The Missouri State Teachers Association (MSTA) has finally won its war against a new law regarding social networking with students. State Governor Jay Nixon has repealed the recently passed law and has signed Senate Bill 1 (PDF). In a signing statement, Nixon wrote that SB1 "is not perfect, but the alternative of educators having to conform to the unreasonable restrictions of the Senate Committee Substitute of Senate Bill No. 54 is a far worse result."
Last month, the Missouri House passed the new bill in a vote of 139 to 2 after the Senate passed the new bill unanimously. SB1 requires every school district to have a written policy concerning employee-student communication by March 1, 2012, but does not specify what the policy should include.
Three months ago, Nixon signed Senate Bill 54, which was supposed to go into effect on August 28, 2011 in the state of Missouri. It included many other provisions that MSTA supported, and which remain untouched by this change.
The bill, also known as the Amy Hestir Student Protection Act, aims to fight inappropriate contact between students and teachers, including protecting children from sexual misconduct by their educators. It is named after a Missouri public school student who was repeatedly molested by a teacher several decades ago.
Among other things, it was meant to ban direct social networking contact between teachers and students in the hopes of setting more distinct boundaries on the relationships between the two. The law said teachers would still be able to have a Facebook Page for interacting with students on a slightly more personal level, as long it's still work-related. It's the actual friending, messaging, and whatever other direct connection you can make on a social network that was to be banned.

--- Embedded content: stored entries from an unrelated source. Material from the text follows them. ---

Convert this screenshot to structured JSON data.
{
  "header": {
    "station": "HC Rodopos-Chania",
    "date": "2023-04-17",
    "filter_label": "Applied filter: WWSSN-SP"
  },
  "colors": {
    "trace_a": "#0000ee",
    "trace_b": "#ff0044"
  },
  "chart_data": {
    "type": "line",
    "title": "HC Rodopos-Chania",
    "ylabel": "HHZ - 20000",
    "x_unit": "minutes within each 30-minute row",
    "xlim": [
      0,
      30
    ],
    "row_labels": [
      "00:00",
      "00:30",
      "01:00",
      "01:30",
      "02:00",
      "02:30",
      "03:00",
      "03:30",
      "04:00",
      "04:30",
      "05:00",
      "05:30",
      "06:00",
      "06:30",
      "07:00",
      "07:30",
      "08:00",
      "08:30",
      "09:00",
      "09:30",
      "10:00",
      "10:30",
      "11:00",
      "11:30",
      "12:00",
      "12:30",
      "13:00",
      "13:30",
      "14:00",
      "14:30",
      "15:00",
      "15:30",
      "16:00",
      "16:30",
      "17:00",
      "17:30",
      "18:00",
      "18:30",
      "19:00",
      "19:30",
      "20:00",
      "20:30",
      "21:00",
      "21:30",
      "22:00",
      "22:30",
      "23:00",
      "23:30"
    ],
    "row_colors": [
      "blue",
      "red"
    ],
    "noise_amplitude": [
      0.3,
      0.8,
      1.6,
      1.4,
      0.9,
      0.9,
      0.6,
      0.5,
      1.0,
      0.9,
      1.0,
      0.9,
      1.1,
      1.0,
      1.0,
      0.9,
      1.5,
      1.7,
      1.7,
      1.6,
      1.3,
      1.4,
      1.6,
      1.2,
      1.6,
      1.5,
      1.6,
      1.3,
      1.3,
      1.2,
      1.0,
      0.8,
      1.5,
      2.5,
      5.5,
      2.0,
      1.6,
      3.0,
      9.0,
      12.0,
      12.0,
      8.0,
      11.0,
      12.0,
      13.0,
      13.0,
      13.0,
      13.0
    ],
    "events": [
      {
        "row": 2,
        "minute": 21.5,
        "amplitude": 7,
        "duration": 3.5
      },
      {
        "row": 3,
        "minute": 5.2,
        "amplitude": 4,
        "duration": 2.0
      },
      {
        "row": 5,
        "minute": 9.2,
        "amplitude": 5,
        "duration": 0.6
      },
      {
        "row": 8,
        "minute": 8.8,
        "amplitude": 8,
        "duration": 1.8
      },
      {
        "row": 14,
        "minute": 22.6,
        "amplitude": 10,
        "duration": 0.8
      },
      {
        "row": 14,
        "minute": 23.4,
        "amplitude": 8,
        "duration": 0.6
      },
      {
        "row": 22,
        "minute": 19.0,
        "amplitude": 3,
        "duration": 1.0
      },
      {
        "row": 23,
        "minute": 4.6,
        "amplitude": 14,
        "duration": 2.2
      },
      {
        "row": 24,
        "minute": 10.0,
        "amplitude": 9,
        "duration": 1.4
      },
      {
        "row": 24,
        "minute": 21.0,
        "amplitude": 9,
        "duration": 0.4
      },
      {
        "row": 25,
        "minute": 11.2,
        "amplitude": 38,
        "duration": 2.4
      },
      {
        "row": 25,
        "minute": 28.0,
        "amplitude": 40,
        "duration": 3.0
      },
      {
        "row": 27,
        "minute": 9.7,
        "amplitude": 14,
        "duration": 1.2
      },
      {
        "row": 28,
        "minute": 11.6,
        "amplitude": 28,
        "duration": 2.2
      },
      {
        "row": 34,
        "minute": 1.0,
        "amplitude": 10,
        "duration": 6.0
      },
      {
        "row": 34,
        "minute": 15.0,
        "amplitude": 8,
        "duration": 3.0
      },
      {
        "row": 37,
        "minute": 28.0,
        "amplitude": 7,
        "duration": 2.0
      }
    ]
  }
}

The law was written broadly enough to prohibit teachers from communicating privately with students over the Internet, inhibiting educators' ability to converse with students via text messaging and social networks. As I outlined two months ago, teachers and students couldn't be Facebook friends, since the communication had to be visible to both the district and parents.
Many teachers and administrators interpreted this to mean that teachers would be forbidden to contact students via Facebook or text message, and that they could also not use educational products such as Moodle. Furthermore, many teachers feared they would be penalized for being friends with their own children on Facebook.
Now that SB1 has replaced SB54, teachers no longer need to worry about communicating with students via social networks.